## Saturday, May 11, 2013

### Time & Space Complexity of Basic K-means Algorithm

The basic k-means clustering algorithm is a simple algorithm that separates the given data space into different clusters based on centroids calculation using some proximity function. Using this algorithm, we first choose the k- points as initial centroids and then each point is assigned to a cluster with the closest centroid. The algorithm is formally described as follows:
Input: A data set D containing m objects (points) with n attributes in an              Euclidean space
Output: Partitioning of m objects into k-clusters C1, C2, C3, …, Cki.e. Ci  D and Ci ∩ Cj = ᶲ  (for 1 ≤ i, j ≤ k)

#### Procedure:

1. Select k points as initial centroid
2. Repeat
3. Form k clusters by assigning each point to its closest centroid
4.  Re-compute the centroid of each cluster
5. Until the centroids don’t change

#### Time Complexity of the algorithm:

To analyze the complexity of the algorithm in terms of time required, we need to identify the operations required in each step and in each iteration of the algorithm.
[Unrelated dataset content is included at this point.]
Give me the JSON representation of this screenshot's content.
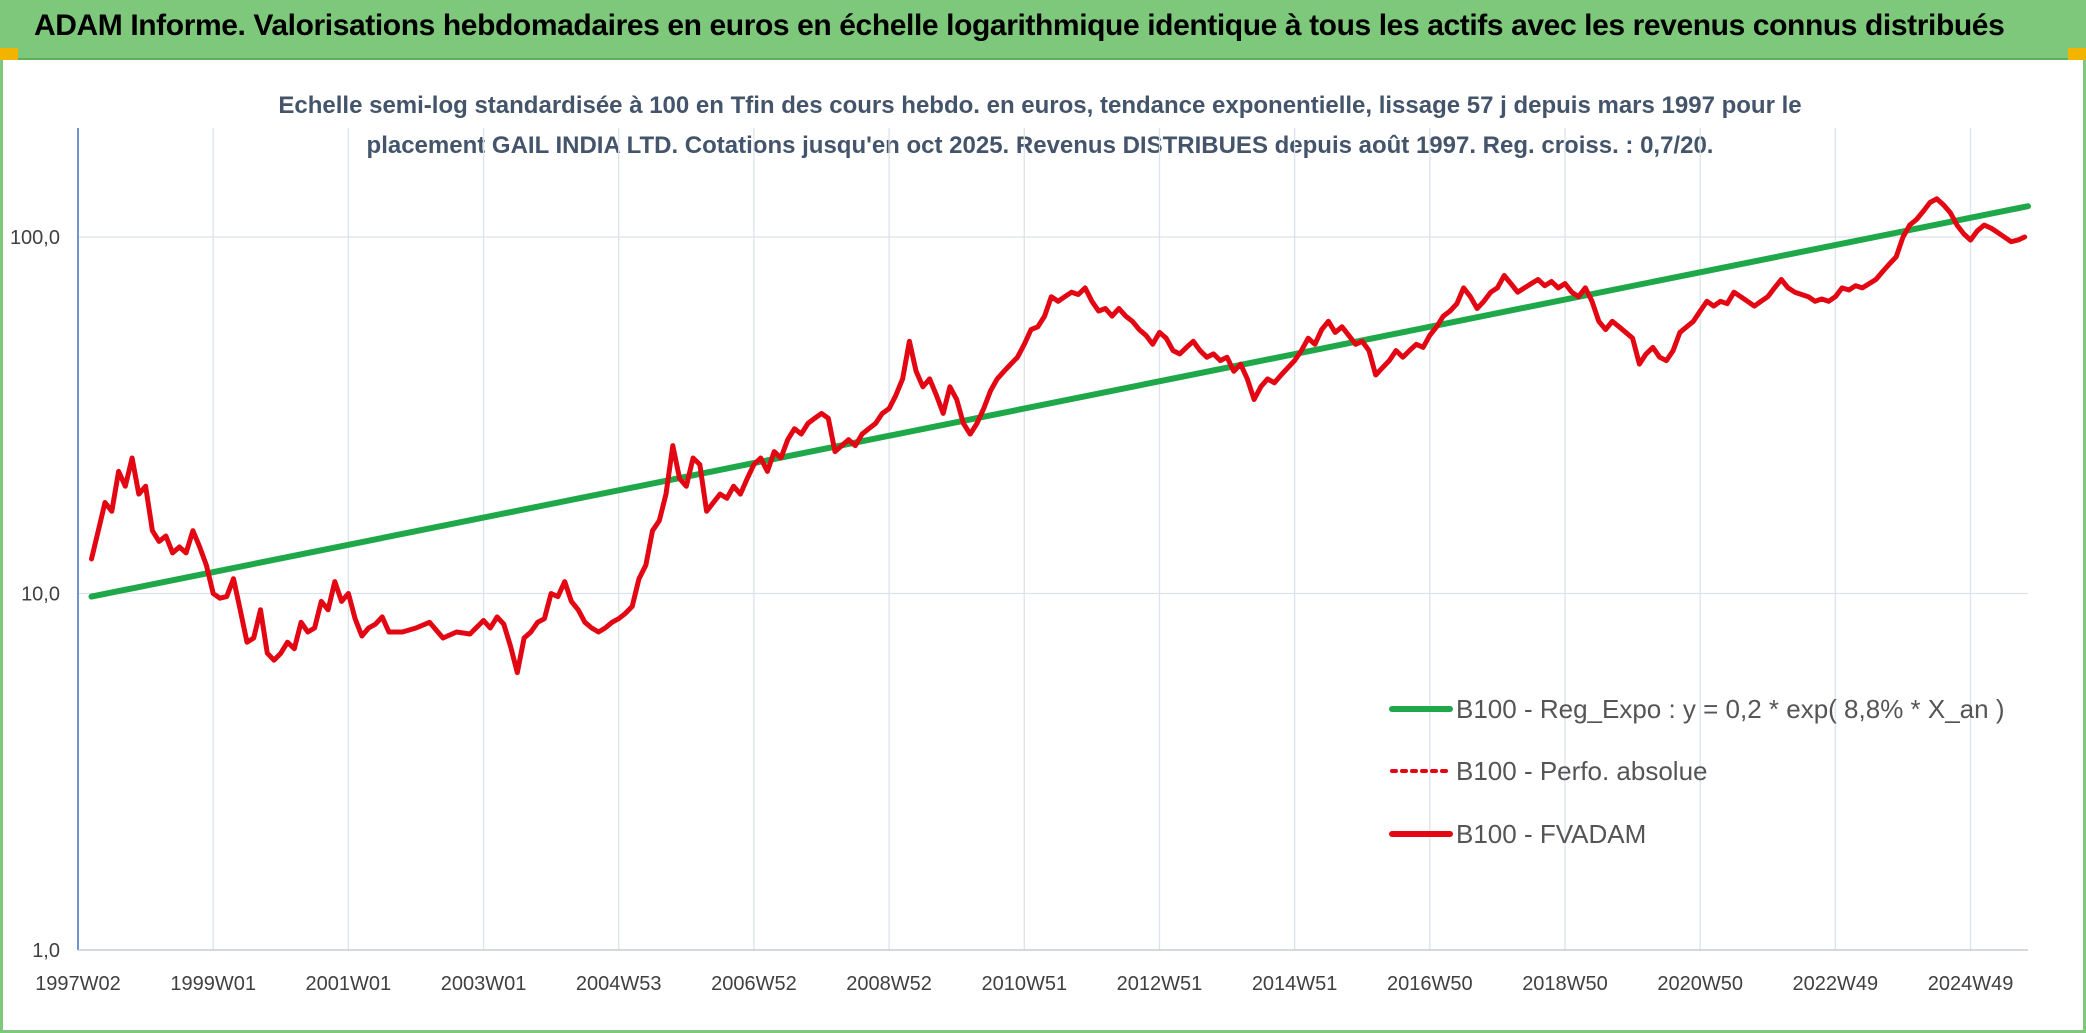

Here, for k-means algorithm, the operations for each iteration are:
• Calculation of distances: To calculate the distance from a point to the centroid, we can use the squared Euclidean proximity function. For this, we need two subtractions, one summation, two multiplications and one square - root operations, i.e., 6-operations.
• Comparisons between distances
• Calculation of centroids

So, the total number of operations for an iteration
= distance calculation operations + comparison operations + centroids calculation operations
= 6*[k*m*n] operations + [(k-1)*m*n] operations + [k*((m-1) + 1)*n] operations

Assume that the algorithm converges after I iterations, then total number of operations for the algorithm
= 6*[I*k*m*n] operations + [I*(k-1)*m*n] operations + [I*k*((m-1) + 1)*n] operations
= [6Ikmn + I(k-1)mn + Ikmn] operations
≈ O (I*k*m*n)

Here, we’ve applied the basic assumption of each operation requiring the same amount of time. Since, normally, k << m & n << m, the analysis shows that the k-means is linear in m, the number of points, and is scalable and efficient in processing large data sets.

#### Space Complexity of the Algorithm:

The space requirement for k-means are modest because only the data points and centroids are needed to be stored. Specifically, the storage required is O((m+k)n), where m is the number of objects (points) & n is the number of attributes considering n-dimensional objects.